Karl Polanyi sums up the free market society very adequately. I for one would like to see the auto company's fail just for phoenix solution. But I have notice that the government will throw away billons trying to save company's like the banking industry which hire people for little more then minimal wage, or people who make commission or how much they bring in. But when there's an industry which hires union workers who get paid decently the GOP is completely against helping them in any and all ways. And the fourteen billon dollars in loans is a pittance in the almost trillion dollars we have already given to the financial industries. The battle of the classes is really taking a toll upon our country.
The US does not have, and never had, a free market. (Nor does anyone else.) The free market is an abstract illusion, worked out on paper, never realised in real life.
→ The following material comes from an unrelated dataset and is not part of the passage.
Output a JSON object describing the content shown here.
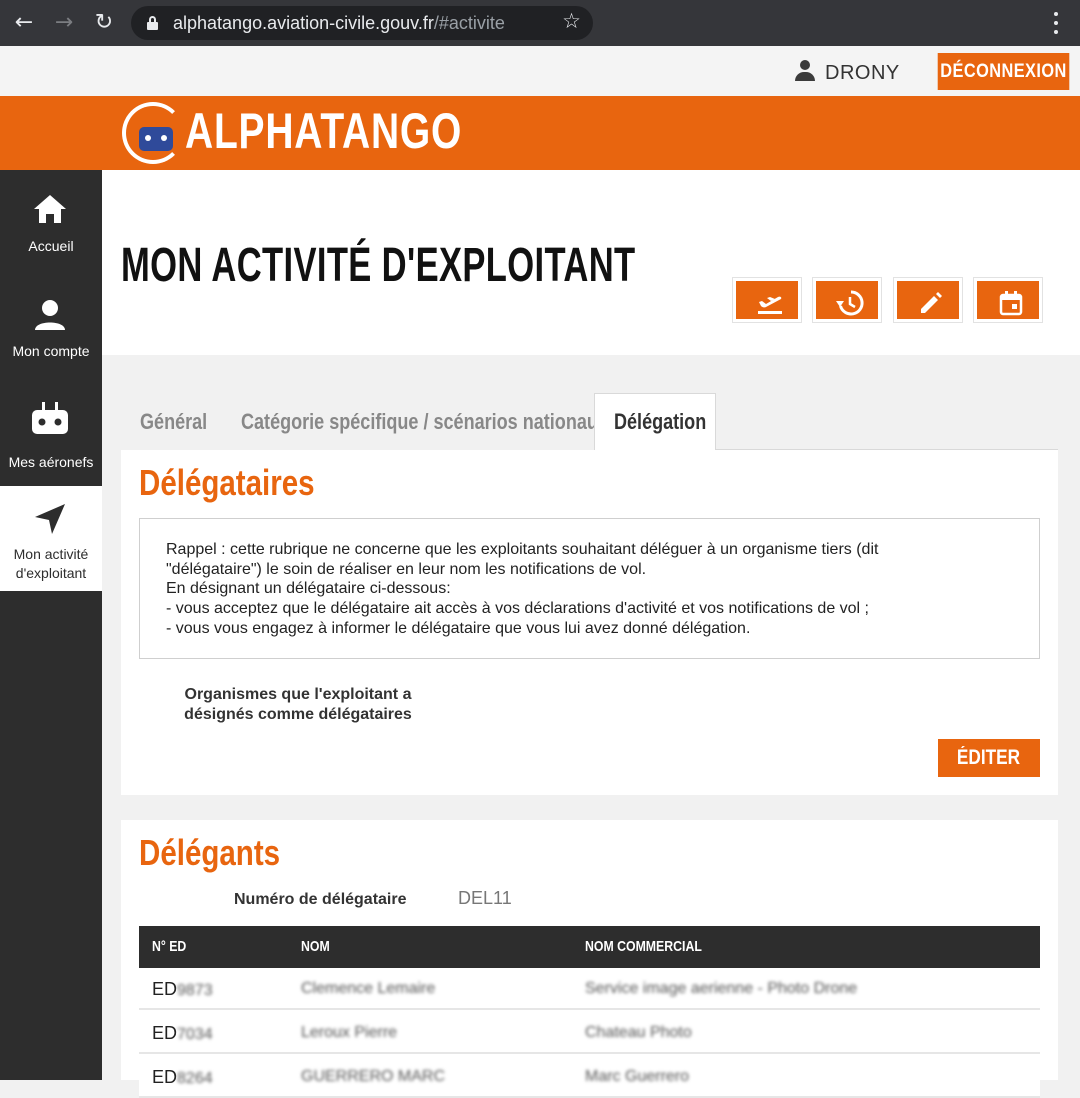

Crony capitalism, of the US type, favors big corporations, monopolies, and state funded enterprises (eg. today health, education in a minor key, green initiatives like ethanol, and all kinds of pork for buddies.)
So the big 3 are in the cross fire, a kind of junction of the different forces - raising all of the issues...
Managed capitalism, or free-market communism (odd though how one has not a good vocabulary for these different regimes, where are the U courses?), e.g. China, favors trickle down and preventing social unrest - a centrally managed economy turned in part to export. They would never ‘bail out’ an industry or companies that can’t sell their products. Nor, btw, would a country like Switz, a social hands-on democracy.